Demographic data were collected from the electronic health records of inpatients with discharged from facilities affiliated with a large healthcare system. The HCA Healthcare system consists of 186 hospitals and >2,000 sites of care located in 21 states and the United Kingdom. Acute-care facilities consist primarily of urban and suburban community hospitals as well as specialty and tertiary referral facilities. Collectively, these facilities provide ~5% of all inpatient hospital services in the United States. Affiliated facilities are distributed geographically across the country with a concentration in the southern United States.
For this analysis, patients were included if they had laboratory-confirmed COVID-19 (using reverse-transcriptase polymerase chain reaction (RT-PCR) for severe acute respiratory coronavirus virus 2 (SARS-CoV-2)] and were discharged between March 1 and June 30, 2020 (N = 14,165). Aggregated data for age, race, ethnicity, length of stay, level of care, discharge disposition, and select treatments were analyzed by month.
Monthly volumes of hospitalized SARS-CoV-2–positive patients increased steadily between March and June, 2020 (Table 1) while the average age decreased (March to June, −11.96 years, P < .0001). The distribution of patient age also changed from a unimodal, nearly normal distribution in March with a peak between 44 and 64 years of age, to a bimodal and right-skewed distribution in June with peaks around 24–34 years and 44–54 years.
Table 1. Characteristics of Discharged COVID-19 Patients by Month
The distribution of patient race and ethnicity also varied over time, which may reflect the change in distribution of active COVID-19 surges and the service areas of affiliated facilities. Most notably, there was a substantial increase in the number of patients who identified as Hispanic ethnicity (Table 1). This coincides with the increase in viral activity in Texas and Florida during June, and the large representation of this healthcare system in those areas.
Among hospitalized COVID-19 patients, the mean length of stay (LOS) generally increases with age. This trend held true over the 4-month time period, even as the mean LOS changed by month (Table 1). The median LOS for patients who identified as Hispanic ethnicity was ~1 day shorter than that for patients who did not identify as Hispanic; however, Hispanic patients were on average younger (mean, 52 years).
In March, patients initially admitted to non–critical care units who did not require critical care or mechanical ventilation during their encounter accounted for 622 of 769 of hospitalized COVID-19 patients (80.9%). By June, patients meeting this criteria accounted for 4,671 of 5,919 patients (78.9%).
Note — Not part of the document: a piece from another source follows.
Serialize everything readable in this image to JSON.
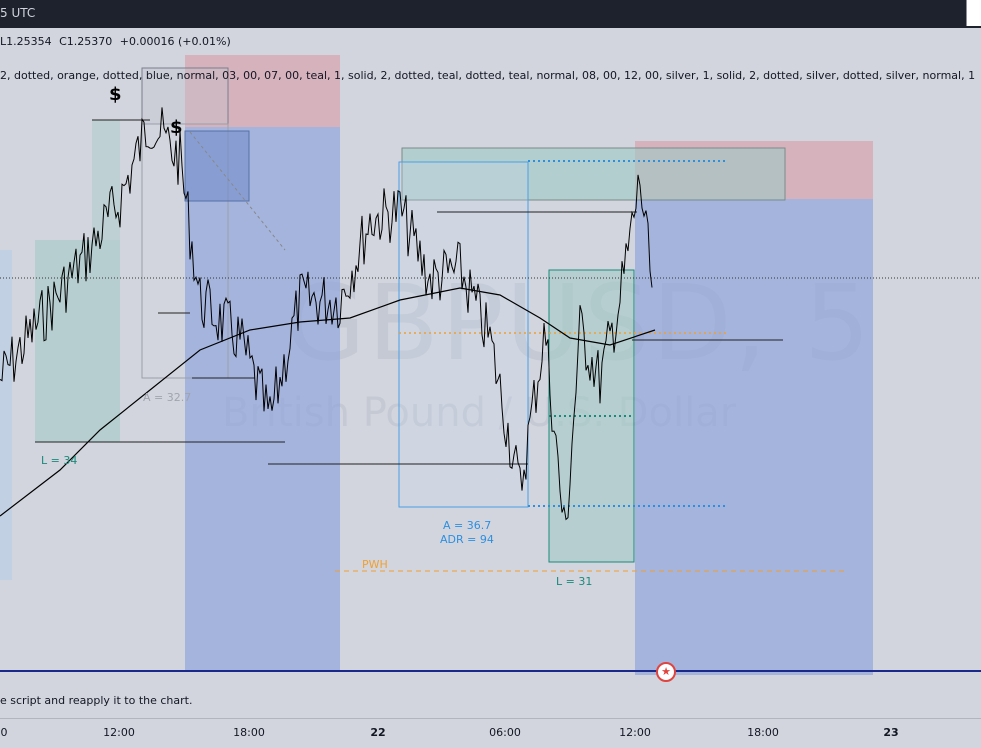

When segregated by month, patient age bracket (>65 years or <65 years), and severity at admission, the mortality rate declined month after month for all groups. For patients <65 years of age who were initially admitted to a noncritical care unit, the mortality rate decreased from 5.0% (83 of 1,657) in April to 2.1% (64 of 3,063) in June. For patients >65 years of age initially admitted to a noncritical care unit, the mortality rate decreased from 29.4% (339 of 1,358) in April to 13.8% (222 of 1,608) in June.
Between March and June, the use of hydroxychloroquine decreased precipitously, consistent with the revised recommendations against this therapy (Table 1).
The use of tocilizumab remained relatively constant and rare, consistent with the use of this treatment in patients with severe disease. The use of remdesivir increased, but this may be attenuated by access issues (eg, clinical trial participation, compassionate use, or government allocation required). Since March, ~40% of all COVID-19 patients received treatment with tocilizumab, remdesivir, or steroids (alone or in combination).
As the COVID-19 pandemic continues, there are observable changes in the patient population affected, hospitalization and resource use, and mortality rate. Using data from COVID-19 patients admitted to community hospitals across the United States during nonsurge conditions, we showed that although patient age and other characteristics changed over time, outcomes are improving for all patients. This finding suggests that knowledge gained from early experiences with this disease is allowing providers to better care for patients with COVID-19.